Cataract surgery is possibly the world's oldest surgical procedure, introduced to Europe from India by the armies of Alexander the Great. It is now the most frequently performed surgical procedure in the Western world. Few operations have changed so much in recent years. Although phacoemulsification (ultrasonic cataract removal) was introduced more than 30 years ago in the United States, improvements in instruments and surgical technique have now made it the procedure of choice for all routine cataract surgery. Over 85% of all cataract surgery in the United States and the United Kingdom is performed using phacoemulsification.1
The essential difference between the two techniques lies in the removal of the nucleus of the lens, which is the firm central portion of the cataract. In extracapsular cataract extraction the nucleus is removed in one piece through a 9-10 mm incision, whereas in phacoemulsification the nucleus is ultrasonically fragmented and aspirated through an incision of about 3 mm. Intraocular lenses, invented by Ridley in 1949 at St Thomas's Hospital in London, are now available in foldable designs that can take advantage of this small wound. The incision can be constructed to be a self sealing valve, which usually eliminates the need for suturing and minimises wound related problems such as leakage or prolapse of the iris. There is less postoperative inflammation with phacoemulsification, and visual rehabilitation takes 1-3 weeks compared with the 2-4 months required for extracapsular cataract extraction, which is now only indicated in the few patients who have extremely hard lens nuclei.

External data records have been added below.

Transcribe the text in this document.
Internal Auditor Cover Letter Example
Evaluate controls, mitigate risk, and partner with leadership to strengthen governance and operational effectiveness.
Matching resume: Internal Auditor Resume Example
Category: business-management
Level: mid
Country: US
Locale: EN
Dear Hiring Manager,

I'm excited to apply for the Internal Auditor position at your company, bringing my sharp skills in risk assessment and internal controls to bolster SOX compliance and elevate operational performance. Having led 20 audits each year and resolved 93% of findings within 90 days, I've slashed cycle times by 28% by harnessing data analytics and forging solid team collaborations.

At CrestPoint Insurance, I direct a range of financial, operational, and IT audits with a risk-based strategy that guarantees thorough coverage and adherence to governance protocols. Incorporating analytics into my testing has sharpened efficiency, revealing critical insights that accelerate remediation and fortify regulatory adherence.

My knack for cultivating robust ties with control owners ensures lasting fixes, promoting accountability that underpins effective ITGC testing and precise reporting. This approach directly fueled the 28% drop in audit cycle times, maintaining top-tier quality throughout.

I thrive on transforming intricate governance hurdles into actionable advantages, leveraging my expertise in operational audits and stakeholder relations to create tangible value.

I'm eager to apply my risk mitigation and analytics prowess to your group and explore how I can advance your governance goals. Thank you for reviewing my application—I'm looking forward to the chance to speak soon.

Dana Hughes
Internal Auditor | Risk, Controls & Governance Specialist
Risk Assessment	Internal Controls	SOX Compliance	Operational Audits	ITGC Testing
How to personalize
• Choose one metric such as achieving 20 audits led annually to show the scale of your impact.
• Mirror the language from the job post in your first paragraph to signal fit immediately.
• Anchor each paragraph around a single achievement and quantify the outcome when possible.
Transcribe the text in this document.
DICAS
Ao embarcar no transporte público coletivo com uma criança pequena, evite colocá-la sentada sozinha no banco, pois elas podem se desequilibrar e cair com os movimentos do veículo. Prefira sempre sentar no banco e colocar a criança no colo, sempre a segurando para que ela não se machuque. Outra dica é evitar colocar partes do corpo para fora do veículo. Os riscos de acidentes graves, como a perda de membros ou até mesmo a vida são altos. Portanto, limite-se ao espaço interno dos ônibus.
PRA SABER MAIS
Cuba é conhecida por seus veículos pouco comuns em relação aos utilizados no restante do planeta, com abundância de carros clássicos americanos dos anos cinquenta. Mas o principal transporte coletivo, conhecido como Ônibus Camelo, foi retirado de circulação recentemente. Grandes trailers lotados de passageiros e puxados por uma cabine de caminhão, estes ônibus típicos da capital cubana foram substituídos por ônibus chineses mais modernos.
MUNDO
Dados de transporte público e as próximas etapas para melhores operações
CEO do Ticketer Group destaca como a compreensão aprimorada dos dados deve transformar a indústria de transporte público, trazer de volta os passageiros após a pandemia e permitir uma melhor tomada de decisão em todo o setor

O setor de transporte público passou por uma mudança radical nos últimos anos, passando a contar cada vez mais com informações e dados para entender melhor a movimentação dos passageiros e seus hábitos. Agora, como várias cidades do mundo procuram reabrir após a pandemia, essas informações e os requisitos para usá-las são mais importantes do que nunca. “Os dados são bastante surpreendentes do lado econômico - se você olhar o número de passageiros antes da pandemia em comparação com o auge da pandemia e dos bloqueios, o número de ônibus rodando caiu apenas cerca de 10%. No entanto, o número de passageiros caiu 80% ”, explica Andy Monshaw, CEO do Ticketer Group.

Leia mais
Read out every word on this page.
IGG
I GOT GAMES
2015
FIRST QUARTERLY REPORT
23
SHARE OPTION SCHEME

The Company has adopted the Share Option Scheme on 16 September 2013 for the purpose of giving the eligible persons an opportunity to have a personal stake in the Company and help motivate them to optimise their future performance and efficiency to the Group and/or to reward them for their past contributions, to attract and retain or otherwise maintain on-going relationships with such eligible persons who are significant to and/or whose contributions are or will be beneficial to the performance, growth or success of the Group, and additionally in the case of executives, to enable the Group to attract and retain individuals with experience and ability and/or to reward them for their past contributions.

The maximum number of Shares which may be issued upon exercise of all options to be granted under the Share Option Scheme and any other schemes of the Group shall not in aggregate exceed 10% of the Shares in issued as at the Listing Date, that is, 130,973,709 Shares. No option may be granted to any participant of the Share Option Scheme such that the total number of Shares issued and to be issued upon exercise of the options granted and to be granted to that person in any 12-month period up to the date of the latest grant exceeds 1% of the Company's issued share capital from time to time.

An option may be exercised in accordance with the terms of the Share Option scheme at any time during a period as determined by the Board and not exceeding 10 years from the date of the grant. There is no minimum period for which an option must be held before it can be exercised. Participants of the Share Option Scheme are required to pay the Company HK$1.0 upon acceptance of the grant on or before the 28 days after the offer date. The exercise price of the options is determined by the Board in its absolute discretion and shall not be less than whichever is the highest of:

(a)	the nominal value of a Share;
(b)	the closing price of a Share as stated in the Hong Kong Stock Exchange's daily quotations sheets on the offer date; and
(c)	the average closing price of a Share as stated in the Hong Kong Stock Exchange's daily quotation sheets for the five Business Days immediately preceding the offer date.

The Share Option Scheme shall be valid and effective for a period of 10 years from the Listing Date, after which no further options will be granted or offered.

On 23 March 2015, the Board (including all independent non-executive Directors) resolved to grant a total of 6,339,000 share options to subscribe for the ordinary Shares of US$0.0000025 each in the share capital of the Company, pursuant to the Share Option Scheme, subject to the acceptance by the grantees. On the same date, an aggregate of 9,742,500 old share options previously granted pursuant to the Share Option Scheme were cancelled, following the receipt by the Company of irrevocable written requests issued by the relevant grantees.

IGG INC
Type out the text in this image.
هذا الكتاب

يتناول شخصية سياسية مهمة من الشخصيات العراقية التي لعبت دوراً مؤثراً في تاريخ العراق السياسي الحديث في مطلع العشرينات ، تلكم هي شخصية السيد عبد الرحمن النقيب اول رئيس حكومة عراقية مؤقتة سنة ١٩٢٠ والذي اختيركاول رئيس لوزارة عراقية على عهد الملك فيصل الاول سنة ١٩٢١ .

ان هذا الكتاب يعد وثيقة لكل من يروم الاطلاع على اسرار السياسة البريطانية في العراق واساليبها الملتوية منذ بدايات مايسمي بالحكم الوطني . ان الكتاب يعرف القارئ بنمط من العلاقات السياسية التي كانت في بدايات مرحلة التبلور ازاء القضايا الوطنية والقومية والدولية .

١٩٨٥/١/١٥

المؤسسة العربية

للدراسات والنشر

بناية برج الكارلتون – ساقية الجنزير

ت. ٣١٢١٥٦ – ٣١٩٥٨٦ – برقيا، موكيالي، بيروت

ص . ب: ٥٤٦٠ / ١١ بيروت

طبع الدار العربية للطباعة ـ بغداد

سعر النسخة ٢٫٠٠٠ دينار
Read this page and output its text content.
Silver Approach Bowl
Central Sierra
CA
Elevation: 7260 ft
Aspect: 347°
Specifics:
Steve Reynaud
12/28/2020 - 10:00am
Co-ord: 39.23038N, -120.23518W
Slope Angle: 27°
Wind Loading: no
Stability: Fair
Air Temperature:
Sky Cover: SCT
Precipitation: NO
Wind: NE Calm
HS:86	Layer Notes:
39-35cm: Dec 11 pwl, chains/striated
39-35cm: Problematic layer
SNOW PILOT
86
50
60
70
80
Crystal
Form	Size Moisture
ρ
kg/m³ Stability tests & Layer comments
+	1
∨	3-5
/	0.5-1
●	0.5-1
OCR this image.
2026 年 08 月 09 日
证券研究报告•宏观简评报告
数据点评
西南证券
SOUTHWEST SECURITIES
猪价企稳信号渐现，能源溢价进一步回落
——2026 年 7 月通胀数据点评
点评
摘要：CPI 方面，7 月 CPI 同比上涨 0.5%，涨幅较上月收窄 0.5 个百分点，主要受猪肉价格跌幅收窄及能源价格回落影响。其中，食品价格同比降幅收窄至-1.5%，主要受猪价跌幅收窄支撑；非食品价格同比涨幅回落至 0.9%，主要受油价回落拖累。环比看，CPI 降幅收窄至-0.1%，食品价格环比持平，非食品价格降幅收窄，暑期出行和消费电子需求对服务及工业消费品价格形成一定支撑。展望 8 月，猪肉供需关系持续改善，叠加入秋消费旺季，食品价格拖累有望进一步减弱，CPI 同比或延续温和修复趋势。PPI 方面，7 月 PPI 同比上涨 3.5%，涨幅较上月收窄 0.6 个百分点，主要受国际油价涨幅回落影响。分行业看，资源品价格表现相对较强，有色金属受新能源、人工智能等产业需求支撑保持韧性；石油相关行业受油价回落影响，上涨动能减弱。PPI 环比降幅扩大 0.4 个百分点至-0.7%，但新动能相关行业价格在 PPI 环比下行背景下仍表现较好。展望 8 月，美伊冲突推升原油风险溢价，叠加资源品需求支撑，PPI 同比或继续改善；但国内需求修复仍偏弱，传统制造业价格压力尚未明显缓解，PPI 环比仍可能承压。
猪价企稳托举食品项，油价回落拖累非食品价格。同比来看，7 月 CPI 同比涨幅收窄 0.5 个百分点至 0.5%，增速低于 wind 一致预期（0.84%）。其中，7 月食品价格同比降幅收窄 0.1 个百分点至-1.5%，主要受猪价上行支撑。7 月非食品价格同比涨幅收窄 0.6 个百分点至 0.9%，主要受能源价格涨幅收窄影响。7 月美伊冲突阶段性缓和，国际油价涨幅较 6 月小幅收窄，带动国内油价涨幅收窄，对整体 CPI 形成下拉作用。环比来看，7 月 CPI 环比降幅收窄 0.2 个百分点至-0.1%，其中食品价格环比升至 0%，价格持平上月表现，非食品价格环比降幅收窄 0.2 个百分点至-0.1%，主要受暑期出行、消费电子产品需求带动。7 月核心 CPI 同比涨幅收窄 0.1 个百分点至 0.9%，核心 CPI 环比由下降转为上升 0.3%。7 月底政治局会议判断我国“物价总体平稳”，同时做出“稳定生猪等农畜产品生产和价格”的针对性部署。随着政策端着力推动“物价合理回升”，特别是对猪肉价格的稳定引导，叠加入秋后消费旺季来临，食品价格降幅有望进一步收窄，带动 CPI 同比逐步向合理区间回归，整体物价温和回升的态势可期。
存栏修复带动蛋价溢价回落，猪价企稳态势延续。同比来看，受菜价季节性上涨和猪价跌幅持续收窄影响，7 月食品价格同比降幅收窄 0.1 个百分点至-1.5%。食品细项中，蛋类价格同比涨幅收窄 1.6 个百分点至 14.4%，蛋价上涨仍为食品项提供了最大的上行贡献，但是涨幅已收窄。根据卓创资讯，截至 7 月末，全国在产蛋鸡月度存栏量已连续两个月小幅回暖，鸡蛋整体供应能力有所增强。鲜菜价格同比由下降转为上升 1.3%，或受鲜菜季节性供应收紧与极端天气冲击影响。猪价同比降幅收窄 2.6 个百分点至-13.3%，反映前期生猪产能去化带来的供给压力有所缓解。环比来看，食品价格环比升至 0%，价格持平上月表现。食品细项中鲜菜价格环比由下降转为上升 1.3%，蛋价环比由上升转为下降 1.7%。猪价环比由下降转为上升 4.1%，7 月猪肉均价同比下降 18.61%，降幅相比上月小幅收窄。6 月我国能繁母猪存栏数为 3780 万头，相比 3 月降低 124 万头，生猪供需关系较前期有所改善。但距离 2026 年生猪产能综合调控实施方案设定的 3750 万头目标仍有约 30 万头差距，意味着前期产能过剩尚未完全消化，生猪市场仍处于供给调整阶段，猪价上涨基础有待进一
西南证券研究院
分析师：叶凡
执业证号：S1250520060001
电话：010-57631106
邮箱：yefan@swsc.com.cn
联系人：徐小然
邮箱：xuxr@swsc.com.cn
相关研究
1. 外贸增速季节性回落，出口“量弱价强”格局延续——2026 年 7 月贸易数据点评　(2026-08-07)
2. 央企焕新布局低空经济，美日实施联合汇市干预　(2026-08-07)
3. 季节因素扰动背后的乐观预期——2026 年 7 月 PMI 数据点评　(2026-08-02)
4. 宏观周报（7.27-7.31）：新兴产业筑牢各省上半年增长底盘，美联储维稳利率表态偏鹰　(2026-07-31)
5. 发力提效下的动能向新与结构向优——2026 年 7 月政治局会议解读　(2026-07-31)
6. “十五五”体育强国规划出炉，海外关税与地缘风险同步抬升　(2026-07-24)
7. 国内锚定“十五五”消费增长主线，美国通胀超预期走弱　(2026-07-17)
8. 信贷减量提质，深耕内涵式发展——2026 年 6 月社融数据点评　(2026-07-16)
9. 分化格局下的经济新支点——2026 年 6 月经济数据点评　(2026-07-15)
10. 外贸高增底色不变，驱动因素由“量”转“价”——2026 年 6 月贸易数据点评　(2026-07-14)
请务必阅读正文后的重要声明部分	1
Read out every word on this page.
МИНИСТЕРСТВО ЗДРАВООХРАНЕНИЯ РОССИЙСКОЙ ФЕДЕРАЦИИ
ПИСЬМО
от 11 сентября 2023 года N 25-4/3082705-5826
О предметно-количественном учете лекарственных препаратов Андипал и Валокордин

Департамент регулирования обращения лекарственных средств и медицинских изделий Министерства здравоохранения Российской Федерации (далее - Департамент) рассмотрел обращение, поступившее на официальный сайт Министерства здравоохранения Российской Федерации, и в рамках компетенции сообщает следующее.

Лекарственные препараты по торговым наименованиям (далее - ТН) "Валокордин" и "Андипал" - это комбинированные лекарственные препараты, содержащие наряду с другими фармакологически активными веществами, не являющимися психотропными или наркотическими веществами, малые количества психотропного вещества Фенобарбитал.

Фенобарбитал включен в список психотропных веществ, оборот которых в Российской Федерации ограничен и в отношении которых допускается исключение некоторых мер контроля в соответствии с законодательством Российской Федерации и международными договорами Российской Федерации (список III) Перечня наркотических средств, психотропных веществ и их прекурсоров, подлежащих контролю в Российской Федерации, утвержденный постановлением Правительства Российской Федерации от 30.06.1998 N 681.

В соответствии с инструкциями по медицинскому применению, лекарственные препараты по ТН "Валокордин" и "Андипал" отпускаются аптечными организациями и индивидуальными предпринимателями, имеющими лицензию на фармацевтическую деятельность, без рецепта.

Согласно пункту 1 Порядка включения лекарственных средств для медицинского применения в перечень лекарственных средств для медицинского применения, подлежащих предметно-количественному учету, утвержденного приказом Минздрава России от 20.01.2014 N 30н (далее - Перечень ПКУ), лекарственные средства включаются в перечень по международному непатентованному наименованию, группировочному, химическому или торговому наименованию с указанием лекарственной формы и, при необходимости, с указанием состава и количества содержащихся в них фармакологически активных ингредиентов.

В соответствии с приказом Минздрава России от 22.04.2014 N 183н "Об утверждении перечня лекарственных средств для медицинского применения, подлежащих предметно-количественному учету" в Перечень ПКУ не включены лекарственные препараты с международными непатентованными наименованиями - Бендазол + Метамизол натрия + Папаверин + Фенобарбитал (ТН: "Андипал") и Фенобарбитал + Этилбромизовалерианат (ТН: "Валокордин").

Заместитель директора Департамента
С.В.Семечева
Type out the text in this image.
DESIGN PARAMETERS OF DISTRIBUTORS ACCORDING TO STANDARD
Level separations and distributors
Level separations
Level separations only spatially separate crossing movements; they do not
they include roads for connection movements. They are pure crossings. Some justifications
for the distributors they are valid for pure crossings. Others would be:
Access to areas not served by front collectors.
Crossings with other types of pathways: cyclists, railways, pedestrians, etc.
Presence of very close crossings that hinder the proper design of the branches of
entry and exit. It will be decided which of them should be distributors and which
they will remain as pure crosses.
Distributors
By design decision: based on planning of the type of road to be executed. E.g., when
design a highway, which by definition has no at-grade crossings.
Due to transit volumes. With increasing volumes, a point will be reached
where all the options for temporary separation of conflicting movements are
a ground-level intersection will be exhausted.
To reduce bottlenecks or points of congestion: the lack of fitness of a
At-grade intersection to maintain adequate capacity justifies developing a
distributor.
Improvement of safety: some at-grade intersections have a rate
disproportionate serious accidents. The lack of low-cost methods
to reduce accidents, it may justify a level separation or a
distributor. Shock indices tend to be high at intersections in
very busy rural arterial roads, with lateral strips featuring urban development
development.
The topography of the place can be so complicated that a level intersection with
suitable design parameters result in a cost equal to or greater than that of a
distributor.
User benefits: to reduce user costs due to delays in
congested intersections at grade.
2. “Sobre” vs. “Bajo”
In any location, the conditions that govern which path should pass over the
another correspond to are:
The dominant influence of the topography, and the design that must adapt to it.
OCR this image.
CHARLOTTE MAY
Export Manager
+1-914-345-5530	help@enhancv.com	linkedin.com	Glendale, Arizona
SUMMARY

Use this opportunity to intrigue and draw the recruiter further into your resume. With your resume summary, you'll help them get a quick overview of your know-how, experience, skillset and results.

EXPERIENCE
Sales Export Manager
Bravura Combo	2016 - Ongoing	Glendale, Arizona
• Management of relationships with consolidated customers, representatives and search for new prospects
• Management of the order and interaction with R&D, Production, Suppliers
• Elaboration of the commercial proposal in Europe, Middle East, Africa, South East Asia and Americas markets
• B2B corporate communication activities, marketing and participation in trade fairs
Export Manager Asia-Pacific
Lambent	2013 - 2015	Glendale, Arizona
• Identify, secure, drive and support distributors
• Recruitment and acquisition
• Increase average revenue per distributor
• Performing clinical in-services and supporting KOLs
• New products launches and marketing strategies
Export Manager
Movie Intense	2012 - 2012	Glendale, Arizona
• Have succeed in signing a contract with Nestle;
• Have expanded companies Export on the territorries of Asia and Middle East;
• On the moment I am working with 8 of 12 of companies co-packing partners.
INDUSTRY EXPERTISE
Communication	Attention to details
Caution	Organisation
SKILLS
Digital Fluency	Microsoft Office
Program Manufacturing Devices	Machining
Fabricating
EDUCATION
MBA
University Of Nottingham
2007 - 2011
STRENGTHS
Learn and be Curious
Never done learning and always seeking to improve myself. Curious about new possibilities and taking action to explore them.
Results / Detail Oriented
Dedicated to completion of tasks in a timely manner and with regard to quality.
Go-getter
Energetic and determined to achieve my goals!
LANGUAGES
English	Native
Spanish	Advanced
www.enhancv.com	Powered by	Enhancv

For an experienced surgeon a routine phacoemulsification procedure takes about 15 minutes and is suitable for day case surgery under local anaesthetia. Over 90% of patients achieve a refracted postoperative acuity of 6/12 (20/40) or better, and sight threatening complications are rare.2 Retinal detachment occurs in around 0.1% of eyes and is more common in highly myopic eyes. The incidence of endophthalmitis (intraocular infection), which can be devastating, is about 0.2%. Phacoemulsification requires expertise as it is easy to rupture the lens capsule. This can cause problems because the normal support for the lens implant is lost. Loss of vitreous gel can occur, predisposing the patient to postoperative inflammation, macular oedema, or retinal detachment. Of greatest concern is the loss of the lens nucleus into the vitreous gel, which typically necessitates surgical removal by a vitreoretinal specialist and can result in poorer vision for the patient.
The better visual results achieved using phacoemulsification has transformed cataract surgery from an operation to restore vision to a refractive procedure in which the surgeon manipulates the surgical parameters to provide the patient with the best possible vision both with and without spectacles. The small incision induces minimal postoperative astigmatism (change in the spherical curvature of the cornea). Pre-existing astigmatism can be corrected by manipulating the incision, making additional incisions in the cornea, or by implanting a special astigmatic intraocular lens. The surgeon selects an intraocular lens that will leave the eye with the desired refraction after surgery; in most patients the choice will be to leave the eye emmetropic (that is, the patient will be able to see into the distance without glasses). About two thirds of patients with normal eyes can expect to have postoperative unaided visual acuity of 6/12 (20/40) or better. Multifocal intraocular lenses can provide patients with good unaided near vision as well as with good unaided distance vision. However, they can reduce contrast and produce problems with glare and haloes, particularly at night, so selecting appropriate patients is crucial. Most surgeons still prefer to use a monofocal intraocular lens, although this means that patients will have to use glasses for reading.
Lens epithelial cells are inevitably left behind after surgery and by two years after surgery about 25% of patients will develop opacification of the posterior lens capsule as a result of metaplasia and proliferation of these cells into the visual axis. This proliferation will cause symptoms similar to those experienced before cataract surgery. Although opacification can be treated easily with laser capsulotomy there are problems in identifying these patients; there is a small risk of ophthalmic complications with the laser treatment; and the procedure is expensive. Recent research shows that the design of the intraocular lens can help prevent opacification of the posterior lens capsule, and in the future this complication should become less common.3
Studies of outcomes have shown that the patient's quality of life improves after cataract surgery but there is a problem in providing the service to those who need it. As the population ages and the results of surgery improve, more potential patients stand to benefit from surgery. In the United Kingdom many health authorities purchase fewer than two surgeries per thousand people aged 65 and over. A recent publication proposed that this should increase to 3.2 surgeries per thousand.4 Few operations give such an improvement in health,5 and it can only be hoped that this procedure will become more easily available to those whose lives it can improve so dramatically.
Footnotes
DS is a consultant to Alcon Laboratories USA. DK is a consultant to Bausch and Lomb Surgical.